If people are rational, as economic theory had assumed since 1820, and base their decisions on the expected outcomes of Keynesian policies, the actions that millions of individuals would take to protect their own interests collectively would nullify the promised outcomes of these policies. “Fiscal stimulus programs” would not, for example, stimulate. Repeated attempts to lower unemployment with easy money would lead to both high unemployment and high inflation.

Beyond that, attempts at explaining their ideas for lay audiences become difficult. The Nobel Committee’s four-page “Information for the Public” and 41-page “Scientific Background” documents do a pretty good job. They're available at http://www.nobelprize.org/nobel_prizes/economics/laureates/2011/press.html.

(One can also learn from interviews with Sargent in 2010 and Sims in 2007 in The Region magazine published by the Minneapolis Fed at http://www.minneapolisfed.org/publications_papers/pub_display.cfm?id=4526 and Sims http://www.minneapolisfed.org/publications_papers/pub_display.cfm?id=3168)

In the late 1940s, Paul Samuelson, the 1970 Nobelist who died in 2009, had led economics into an era expressing theories in complex, formal mathematical models. The development of computers and of econometrics, the application of statistical methods to test economic theories with real data gave new analytical power to the discipline.

The rational expectationists took both such theorizing and such analysis to new levels. It is partially correct to say that Sargent was the macro theorist and Sims the econometrician. But Sargent’s work necessarily involved econometrics and that of Sims some theorizing.

Although Sargent was at Minnesota for 16 years and Sims 20, both moved on to greener pastures and, to a degree, other problems in economics. Sims, in particular, has broken with the conventional wisdom that inflation is determined almost entirely by the money supply. His “fiscal theory of the price level” is particularly applicable to problems today.
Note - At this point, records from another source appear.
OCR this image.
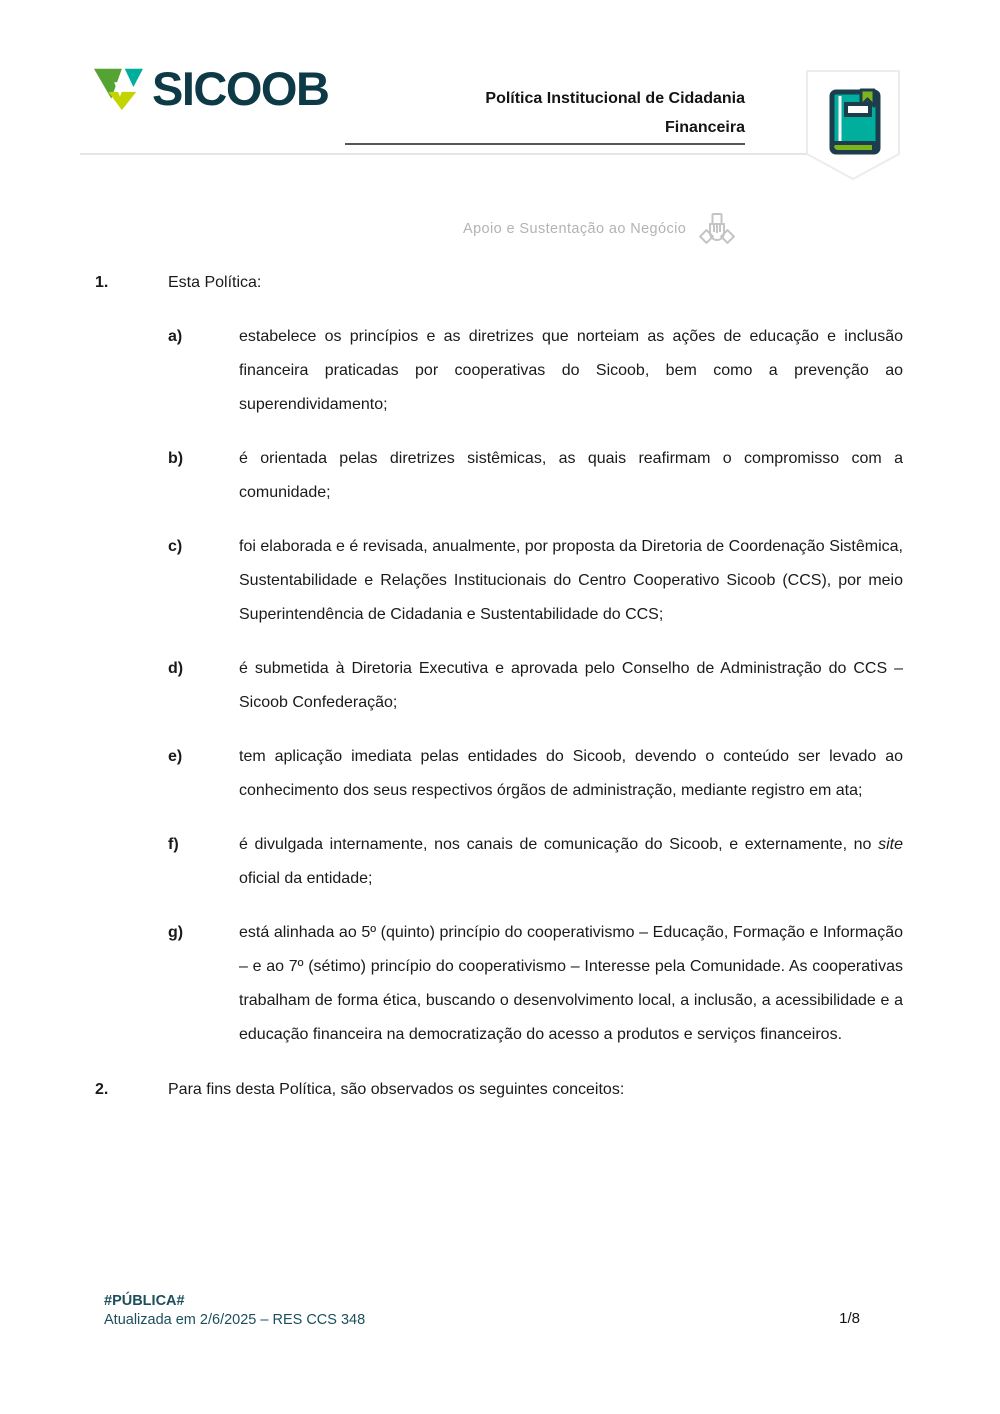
SICOOB	Política Institucional de Cidadania
Financeira
Apoio e Sustentação ao Negócio
1.	Esta Política:
a)	estabelece os princípios e as diretrizes que norteiam as ações de educação e inclusão financeira praticadas por cooperativas do Sicoob, bem como a prevenção ao superendividamento;

b)	é orientada pelas diretrizes sistêmicas, as quais reafirmam o compromisso com a comunidade;

c)	foi elaborada e é revisada, anualmente, por proposta da Diretoria de Coordenação Sistêmica, Sustentabilidade e Relações Institucionais do Centro Cooperativo Sicoob (CCS), por meio Superintendência de Cidadania e Sustentabilidade do CCS;

d)	é submetida à Diretoria Executiva e aprovada pelo Conselho de Administração do CCS – Sicoob Confederação;

e)	tem aplicação imediata pelas entidades do Sicoob, devendo o conteúdo ser levado ao conhecimento dos seus respectivos órgãos de administração, mediante registro em ata;

f)	é divulgada internamente, nos canais de comunicação do Sicoob, e externamente, no site oficial da entidade;

g)	está alinhada ao 5º (quinto) princípio do cooperativismo – Educação, Formação e Informação – e ao 7º (sétimo) princípio do cooperativismo – Interesse pela Comunidade. As cooperativas trabalham de forma ética, buscando o desenvolvimento local, a inclusão, a acessibilidade e a educação financeira na democratização do acesso a produtos e serviços financeiros.

2.	Para fins desta Política, são observados os seguintes conceitos:
#PÚBLICA#
Atualizada em 2/6/2025 – RES CCS 348	1/8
It argues that if a government does not maintain fiscal discipline, a budget that is balanced over the business cycle, inflation will necessarily result.

This is not yet accepted by most other economists, but I’ll predict that it will withstand the test of time better than most of the work of this group.

Wags note that when people start to get Nobel prizes for a particular set of theories, it is a sure sign that the theory is dead. A raft of Keynesians got Nobels in the late 1970s and early 1980s even as a younger generation refuted their life work. The stagflation of the 1970s motivated this swing away from Keynes, and the events of the last four years may provoke a swing away from today’s orthodoxies. The 2030 Nobels will say something about the durability of the work of Sims, Sargent, Prescott and Lucas. If history is a guide, some of their most tightly defended ideas will appear quaint, but others will prove to be lasting wisdom. We just don’t know which will be which.